Payment and Registration
You can purchase this course on its own, or as part of our Full Library subscription.
- Purchase this course alone
- Purchase the full OnDemand library (includes courses for developers, administrators, and data analysts)
This course includes over 6 hours of video content. Note: In order to complete the hands-on exercises for this course, students must have access to CDSW through their organization. In addition, the CDSW environment must be running Apache Spark 2.
Through narrated demonstrations and hands-on exercises, learners achieve proficiency in CDSW and develop the skills required to:
- Navigate CDSW’s options and interfaces with confidence
- Create projects in CDSW and collaborate securely with other users and teams
- Develop and run reproducible Python and R code
- Customize projects by installing packages and setting environment variables
- Connect to a secure (Kerberized) Cloudera (CDH) or Hortonworks (HDP) cluster
- Work with large-scale data using Apache Spark 2 with PySpark and sparklyr
- Perform end-to-end machine learning workflows in CDSW using Python or R (read, inspect, transform, visualize, and model data)

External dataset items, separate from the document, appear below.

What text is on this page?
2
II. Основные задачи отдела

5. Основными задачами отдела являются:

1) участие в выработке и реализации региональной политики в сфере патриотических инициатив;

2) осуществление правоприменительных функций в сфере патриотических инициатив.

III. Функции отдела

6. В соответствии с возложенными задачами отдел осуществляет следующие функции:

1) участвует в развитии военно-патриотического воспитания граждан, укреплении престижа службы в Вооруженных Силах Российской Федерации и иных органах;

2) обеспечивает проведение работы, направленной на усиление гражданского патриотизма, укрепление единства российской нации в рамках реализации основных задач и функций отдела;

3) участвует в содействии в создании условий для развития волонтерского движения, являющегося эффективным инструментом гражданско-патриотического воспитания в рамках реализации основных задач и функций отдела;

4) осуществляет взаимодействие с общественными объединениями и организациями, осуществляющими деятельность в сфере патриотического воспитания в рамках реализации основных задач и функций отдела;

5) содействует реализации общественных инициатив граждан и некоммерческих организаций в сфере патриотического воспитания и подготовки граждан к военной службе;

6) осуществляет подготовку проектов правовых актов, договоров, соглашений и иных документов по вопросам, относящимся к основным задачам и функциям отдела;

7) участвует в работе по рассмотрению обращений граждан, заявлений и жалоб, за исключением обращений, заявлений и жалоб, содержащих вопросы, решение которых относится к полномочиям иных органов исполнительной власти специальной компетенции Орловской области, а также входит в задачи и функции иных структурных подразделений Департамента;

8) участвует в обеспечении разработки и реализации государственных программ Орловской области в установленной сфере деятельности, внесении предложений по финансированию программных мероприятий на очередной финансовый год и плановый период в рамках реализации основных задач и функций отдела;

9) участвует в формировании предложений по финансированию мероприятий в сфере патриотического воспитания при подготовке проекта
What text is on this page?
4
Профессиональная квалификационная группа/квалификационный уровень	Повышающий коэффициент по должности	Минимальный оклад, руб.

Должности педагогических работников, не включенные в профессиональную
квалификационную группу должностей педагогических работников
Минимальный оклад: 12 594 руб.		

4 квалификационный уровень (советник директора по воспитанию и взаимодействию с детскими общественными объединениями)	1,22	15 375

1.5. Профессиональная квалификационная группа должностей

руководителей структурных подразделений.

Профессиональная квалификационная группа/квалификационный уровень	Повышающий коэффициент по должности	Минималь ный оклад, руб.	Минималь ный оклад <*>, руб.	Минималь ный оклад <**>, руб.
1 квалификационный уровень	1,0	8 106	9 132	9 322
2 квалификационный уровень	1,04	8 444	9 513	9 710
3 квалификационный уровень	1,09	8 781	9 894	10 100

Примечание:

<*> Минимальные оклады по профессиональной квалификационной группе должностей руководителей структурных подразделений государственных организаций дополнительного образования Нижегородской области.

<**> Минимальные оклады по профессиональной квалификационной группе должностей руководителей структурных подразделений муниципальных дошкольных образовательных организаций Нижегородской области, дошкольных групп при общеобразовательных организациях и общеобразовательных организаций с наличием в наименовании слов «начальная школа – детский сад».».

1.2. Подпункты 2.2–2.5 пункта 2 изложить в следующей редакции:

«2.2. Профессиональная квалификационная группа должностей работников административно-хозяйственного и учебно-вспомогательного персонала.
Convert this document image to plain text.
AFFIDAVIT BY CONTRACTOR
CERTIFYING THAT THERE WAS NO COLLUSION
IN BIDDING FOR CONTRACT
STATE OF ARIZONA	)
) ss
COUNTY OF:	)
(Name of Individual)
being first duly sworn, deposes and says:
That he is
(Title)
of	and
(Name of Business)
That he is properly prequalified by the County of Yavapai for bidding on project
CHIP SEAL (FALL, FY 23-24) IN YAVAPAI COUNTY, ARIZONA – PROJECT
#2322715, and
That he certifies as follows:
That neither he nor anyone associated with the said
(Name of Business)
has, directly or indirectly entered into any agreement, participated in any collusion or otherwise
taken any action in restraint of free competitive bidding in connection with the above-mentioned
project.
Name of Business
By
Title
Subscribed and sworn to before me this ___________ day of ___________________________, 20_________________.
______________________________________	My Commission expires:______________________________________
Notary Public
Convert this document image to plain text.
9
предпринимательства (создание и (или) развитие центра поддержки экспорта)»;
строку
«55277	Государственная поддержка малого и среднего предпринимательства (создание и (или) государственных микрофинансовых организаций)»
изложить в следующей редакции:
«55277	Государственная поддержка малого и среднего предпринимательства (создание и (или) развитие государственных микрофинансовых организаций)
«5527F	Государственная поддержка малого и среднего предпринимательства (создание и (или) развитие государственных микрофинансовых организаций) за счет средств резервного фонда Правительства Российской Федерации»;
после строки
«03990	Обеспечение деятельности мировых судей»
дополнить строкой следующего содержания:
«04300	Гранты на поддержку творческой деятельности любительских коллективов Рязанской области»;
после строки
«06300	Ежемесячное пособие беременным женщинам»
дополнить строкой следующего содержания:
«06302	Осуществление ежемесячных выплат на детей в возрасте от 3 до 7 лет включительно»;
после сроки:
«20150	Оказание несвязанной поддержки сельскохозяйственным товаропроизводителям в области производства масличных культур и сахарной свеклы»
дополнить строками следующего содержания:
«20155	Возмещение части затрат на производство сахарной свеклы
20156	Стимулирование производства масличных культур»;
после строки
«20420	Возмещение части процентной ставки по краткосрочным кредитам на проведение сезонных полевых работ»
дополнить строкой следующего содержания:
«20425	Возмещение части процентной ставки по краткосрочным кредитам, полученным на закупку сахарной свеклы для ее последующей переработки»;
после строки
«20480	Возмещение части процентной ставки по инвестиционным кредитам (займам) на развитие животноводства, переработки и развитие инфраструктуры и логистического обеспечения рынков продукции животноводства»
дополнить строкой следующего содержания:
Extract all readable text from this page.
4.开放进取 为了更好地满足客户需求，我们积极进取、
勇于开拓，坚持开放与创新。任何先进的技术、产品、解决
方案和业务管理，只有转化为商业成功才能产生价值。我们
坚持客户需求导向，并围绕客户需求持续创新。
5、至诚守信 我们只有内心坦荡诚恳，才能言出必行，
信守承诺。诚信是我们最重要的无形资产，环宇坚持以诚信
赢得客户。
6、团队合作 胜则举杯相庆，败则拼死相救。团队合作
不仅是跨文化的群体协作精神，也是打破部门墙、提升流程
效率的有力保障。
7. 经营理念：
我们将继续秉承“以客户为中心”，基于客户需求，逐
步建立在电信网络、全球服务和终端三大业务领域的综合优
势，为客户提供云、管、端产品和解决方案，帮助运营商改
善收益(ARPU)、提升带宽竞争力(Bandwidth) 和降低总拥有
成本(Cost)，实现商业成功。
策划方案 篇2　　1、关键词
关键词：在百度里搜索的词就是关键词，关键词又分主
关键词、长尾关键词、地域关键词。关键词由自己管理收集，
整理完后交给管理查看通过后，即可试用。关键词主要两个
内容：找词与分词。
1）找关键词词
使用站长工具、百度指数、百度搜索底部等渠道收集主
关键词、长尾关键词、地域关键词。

- Measure, track, and compare machine learning models using CDSW’s Experiments capability
- Deploy models as REST API endpoints serving predictions using CDSW’s Models capability
- Work collaboratively using CDSW together with Git
- Navigate the UI in CDSW 1.6
- Use a third-party editor with CDSW 1.6
Audience and Prerequisites
This course is intended for Python and R users at organizations running Cloudera Data Science Workbench (CDSW) under a trial license or commercial license. The learner must have access to a CDSW environment on a Cloudera (CDH) or Hortonworks (HDP) cluster running Apache Spark 2 in order to complete the hands-on exercises. Some experience with data science using Python or R is helpful but not required. No prior knowledge of Spark or other Hadoop ecosystem tools is required.